Il ministero dell’Istruzione – ecco il coté politico – tramite l’Ufficio scolastico regionale del Lazio ha chiesto un approfondimento sulla vicenda. Intervento che a sua volta ha suscitato polemiche e commenti controversi.

Di abbigliamento nelle scuole se n’è occupato quest’estate persino il parlamento italiano. L’onorevole Elena Centemero sulla questione ha presentato un’interrogazione alla ministra dell’Istruzione Azzolina: la deputata ha chiesto di adottare a livello nazionale un codice di comportamento per tutte le scuole o di tornare alla divisa perché “i concetti di consono e decoroso non attengono alla sfera interpretativa dei singoli ma all’ambiente sociale e al luogo cui si riferisce”. Alcune scuole già adottano regolamenti e circolari che prevedono sanzioni e in alcuni a casi persino la non ammissione a scuola.

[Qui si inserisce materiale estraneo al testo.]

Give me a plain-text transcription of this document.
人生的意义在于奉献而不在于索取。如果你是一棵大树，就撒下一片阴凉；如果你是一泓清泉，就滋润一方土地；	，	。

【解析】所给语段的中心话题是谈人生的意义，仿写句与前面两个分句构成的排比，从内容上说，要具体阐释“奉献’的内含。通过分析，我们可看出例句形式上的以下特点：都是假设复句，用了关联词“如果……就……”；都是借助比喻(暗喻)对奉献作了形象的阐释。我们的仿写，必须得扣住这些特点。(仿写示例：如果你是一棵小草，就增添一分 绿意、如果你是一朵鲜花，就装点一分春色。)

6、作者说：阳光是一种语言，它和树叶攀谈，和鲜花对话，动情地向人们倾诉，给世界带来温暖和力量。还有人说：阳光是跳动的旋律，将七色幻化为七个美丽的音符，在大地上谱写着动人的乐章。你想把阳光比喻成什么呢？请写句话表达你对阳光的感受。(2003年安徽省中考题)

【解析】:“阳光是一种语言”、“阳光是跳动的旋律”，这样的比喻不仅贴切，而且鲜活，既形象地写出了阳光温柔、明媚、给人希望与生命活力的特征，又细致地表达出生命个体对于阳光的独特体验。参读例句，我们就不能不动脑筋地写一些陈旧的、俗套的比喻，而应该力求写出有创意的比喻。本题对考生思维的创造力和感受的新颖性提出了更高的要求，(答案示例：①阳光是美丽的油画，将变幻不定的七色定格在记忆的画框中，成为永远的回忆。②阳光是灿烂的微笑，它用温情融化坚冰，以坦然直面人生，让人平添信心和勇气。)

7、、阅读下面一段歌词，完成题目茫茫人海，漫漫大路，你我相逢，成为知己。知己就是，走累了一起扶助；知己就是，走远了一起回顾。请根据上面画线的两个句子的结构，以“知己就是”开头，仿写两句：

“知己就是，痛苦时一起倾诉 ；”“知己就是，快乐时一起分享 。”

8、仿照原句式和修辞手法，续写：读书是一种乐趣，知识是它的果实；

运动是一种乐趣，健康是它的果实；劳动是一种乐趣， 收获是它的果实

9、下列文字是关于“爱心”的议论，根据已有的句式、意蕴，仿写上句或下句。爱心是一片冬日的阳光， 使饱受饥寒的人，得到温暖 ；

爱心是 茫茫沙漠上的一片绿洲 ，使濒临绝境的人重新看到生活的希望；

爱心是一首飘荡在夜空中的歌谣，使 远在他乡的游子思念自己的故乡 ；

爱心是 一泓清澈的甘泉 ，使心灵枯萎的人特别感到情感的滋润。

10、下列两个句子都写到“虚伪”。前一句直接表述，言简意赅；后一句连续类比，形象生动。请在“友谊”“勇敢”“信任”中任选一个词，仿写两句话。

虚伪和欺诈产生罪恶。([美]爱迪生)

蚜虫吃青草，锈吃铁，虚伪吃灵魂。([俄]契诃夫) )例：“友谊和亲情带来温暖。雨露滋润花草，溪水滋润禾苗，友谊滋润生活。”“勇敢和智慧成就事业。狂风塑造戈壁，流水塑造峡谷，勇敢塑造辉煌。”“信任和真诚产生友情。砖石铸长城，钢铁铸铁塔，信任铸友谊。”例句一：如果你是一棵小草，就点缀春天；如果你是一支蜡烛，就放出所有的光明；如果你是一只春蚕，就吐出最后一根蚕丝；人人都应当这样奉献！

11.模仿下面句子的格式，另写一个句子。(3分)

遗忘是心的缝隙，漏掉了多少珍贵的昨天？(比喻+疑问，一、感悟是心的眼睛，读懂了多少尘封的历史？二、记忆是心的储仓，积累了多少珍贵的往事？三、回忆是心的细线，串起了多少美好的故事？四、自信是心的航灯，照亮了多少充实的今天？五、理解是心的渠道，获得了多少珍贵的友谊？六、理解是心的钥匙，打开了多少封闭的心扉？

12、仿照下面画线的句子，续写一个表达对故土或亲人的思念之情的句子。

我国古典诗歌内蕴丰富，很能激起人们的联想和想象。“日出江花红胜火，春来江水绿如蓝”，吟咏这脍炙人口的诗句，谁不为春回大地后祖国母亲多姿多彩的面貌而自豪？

Di fatto, però, una normativa nazionale che regolamenti l’abbigliamento da adottare non c’è; il compito di regolamentare la questione viene lasciato all’autonomia di ogni singolo istituto.

In Francia recentemente studenti e studentesse di alcune scuole hanno preso posizione contestando decisamente l’imposizione di un abbigliamento corretto da gran parte dei regolamenti degli istituti scolastici; secondo loro sarebbe un atteggiamento sessista. Rispondendo alla protesta, il ministro dell’Educazione Jean-Michel Blanquer, ha fatto appello a «una posizione di equilibrio e buon senso: basta vestirsi normalmente e tutto andrà bene».